Substantive-Hungry Trouser-Word – songwriting

The music for this was originally written for one of the bands I play in: Mum, Dad and the Kids (MDK). Tim said “very Berlin”, having just been there, but it didn’t stick with the band. It’s not really a very MDK track anyway, so I took it back for Junior Electronics. The music was written at the piano, with the sung melody doubling the bass line in the first half of the verses, and then going its own way.

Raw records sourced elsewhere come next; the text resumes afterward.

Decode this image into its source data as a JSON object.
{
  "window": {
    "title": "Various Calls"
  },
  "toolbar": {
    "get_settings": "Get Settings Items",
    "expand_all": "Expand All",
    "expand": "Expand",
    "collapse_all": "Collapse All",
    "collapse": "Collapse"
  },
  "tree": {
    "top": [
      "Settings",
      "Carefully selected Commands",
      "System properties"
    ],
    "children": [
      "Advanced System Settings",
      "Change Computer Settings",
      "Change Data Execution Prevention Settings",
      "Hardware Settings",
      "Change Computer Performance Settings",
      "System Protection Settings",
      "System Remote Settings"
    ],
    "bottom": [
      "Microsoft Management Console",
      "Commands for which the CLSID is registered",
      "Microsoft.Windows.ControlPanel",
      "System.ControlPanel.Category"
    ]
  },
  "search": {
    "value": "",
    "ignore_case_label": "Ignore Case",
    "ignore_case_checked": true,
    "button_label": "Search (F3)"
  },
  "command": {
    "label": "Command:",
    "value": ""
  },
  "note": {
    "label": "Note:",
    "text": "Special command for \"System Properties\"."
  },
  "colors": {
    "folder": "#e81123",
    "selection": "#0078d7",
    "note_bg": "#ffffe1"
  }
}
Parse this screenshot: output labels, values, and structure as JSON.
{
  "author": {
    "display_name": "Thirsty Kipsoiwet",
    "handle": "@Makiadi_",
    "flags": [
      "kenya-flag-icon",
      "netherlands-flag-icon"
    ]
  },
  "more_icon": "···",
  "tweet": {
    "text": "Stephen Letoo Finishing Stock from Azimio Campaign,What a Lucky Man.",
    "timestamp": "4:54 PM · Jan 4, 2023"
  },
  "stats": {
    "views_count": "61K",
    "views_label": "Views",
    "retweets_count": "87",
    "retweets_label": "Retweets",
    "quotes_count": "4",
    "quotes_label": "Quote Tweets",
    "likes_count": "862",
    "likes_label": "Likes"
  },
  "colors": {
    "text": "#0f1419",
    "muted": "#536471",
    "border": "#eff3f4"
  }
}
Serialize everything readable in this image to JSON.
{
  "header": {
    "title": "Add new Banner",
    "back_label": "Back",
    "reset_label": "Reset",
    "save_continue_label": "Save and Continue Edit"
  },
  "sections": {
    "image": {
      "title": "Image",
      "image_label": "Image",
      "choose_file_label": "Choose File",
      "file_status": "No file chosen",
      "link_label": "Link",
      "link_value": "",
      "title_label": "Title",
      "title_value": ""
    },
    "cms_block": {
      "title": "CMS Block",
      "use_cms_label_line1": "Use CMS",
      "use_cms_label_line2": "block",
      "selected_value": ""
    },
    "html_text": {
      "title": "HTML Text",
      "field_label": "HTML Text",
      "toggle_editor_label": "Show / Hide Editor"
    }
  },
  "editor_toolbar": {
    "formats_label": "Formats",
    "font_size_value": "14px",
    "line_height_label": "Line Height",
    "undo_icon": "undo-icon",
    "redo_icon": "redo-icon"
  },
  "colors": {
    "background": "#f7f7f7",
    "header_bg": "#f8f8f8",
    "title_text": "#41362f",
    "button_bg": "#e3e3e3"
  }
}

The lyrics refer to philosopher J. L. Austin’s discussion of the word ‘real’ in Sense and Sensibilia (1962). He described ‘real’ as a substantive-hungry trouser-word (also discussed by Ian Hacking in Representing and Intervening (1983), which is where I came across the phrase). Austin thought that ‘real’ couldn’t have any meaning until it was attached to substantive such as life, Rembrandt, cream, man, etc., and noted that real tends to be used in opposition to its inverse: not paste (a real diamond), not a fake (an authentic Rembrandt), not imitation (real cream). Trouser-word refers to the power issues at play in the phrase ‘who wears the trousers’ (not a real man).

The phrase ‘substantive-hungry trouser-word’ fit perfectly with my opening sung melody, and what follows plays with all kinds of ways of thinking the word ‘real’. The third verse refers to an episode of Inspector Morse, where Morse is explaining to Lewis exactly what real tennis is. Lewis quips: “what do they play at Wimbledon, then? Virtual tennis?”